A 72 horas del homenaje

Es 14 de agosto de 2018. Faltan 72 horas para el primer aniversario del 17A. Muchos periodistas se preparan para la cobertura. Carlos Quílez es uno de ellos y sigue estudiando el sumario como si se tratara de un policía más. Hay fotos de los chicos que cometieron el atentado sacando 300 euros el día antes del ataque y bocetos de los explosivos con los que pretendían atentar: simples bombillas que unidas con cables y metidas dentro de las bombonas de butano eran absolutamente letales.

“Está célula tenía una capacidad, según los últimos informes de Especialistas de los Técnicos en Desactivación de Artefactos Explosivos (TEDAX ) de los Mossos d’Esquadra, de hacer estallar el estadio de fútbol del club Barcelona (Camp Nou) hasta en 90 ocasiones”, cuenta Quílez. Se habla de más de 100 bombonas de butano preparadas con tornillería y artefactos explosivos dentro de las propias bombonas. “Con tan solo colocar de dos a tres de esas en estructuras como La Sagrada Familia, hubiese significado el hundimiento de todo el edificio”. La célula planeó atentar contra tres lugares emblemáticos y concurridos de la ciudad pero también contra algunas mezquitas de ramas no radicales.

Quílez insiste en que el accidente que provocó el hundimiento de la casa de Alcanar (Tarragona) evitó un atentado aún mayor, lo que demuestra, entre otras cosas, que eran terroristas que aprendían a ser terroristas sobre la marcha.
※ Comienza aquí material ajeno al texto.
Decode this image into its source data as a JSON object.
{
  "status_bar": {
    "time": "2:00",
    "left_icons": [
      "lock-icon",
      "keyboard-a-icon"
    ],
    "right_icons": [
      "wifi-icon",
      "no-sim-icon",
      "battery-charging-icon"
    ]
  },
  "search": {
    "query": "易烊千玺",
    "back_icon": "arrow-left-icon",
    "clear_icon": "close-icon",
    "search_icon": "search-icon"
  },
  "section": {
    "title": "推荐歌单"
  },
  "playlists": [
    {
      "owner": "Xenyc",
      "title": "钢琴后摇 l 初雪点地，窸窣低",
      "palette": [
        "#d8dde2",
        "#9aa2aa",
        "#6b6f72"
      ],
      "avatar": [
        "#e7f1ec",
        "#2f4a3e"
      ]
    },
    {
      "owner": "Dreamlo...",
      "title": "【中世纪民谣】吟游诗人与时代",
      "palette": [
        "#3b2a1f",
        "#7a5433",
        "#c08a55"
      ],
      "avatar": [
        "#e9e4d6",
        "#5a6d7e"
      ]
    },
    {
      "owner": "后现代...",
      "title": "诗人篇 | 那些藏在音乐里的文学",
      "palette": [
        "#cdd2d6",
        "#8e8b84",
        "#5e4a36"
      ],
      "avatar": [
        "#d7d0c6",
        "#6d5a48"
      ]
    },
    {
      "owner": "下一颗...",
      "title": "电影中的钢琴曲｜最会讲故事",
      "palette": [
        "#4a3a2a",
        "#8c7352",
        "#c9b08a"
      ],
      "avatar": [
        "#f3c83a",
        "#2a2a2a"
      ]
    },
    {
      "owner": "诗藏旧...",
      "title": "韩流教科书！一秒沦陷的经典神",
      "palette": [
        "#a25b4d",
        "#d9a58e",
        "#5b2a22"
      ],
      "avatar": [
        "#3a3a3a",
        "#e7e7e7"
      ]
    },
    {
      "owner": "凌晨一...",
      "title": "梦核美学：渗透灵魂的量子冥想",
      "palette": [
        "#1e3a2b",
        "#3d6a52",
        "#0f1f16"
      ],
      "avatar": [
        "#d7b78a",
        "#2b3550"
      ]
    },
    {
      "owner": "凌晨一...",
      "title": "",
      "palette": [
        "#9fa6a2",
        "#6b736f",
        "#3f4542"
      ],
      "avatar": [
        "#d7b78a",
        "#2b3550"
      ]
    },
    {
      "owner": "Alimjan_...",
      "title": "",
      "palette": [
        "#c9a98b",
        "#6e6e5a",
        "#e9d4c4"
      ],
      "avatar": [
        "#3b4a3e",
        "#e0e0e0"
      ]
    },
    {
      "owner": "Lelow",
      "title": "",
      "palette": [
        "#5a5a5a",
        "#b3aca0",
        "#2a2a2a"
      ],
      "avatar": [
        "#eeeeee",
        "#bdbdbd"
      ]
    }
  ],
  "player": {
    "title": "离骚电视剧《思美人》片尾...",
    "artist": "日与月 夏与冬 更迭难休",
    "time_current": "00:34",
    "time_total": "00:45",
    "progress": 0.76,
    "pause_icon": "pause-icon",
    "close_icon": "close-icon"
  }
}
La noche del 16 de agosto de 2017 hubo una violenta explosión en esa localidad de las comarcas del Ebro que acabó con el desplome del chalet que en realidad era la base de operaciones de una célula yihadista liderada por el imán de Ripoll, Abdelbaki es Satty, y compuesta por jóvenes criados e integrados en ese municipio catalán que al día siguiente atentó en Barcelona y Cambrils.

Este periodista fue de las primeras personas en saber que a Younes Abouyaaquoub lo habían matado. Cuando se le pregunta cómo logró esa primicia responde: “Uno de los mossos del operativo es amigo mío y me llamó: Carlos, lo acabamos de matar. Yo creí que me iba a hablar de otra cosa”.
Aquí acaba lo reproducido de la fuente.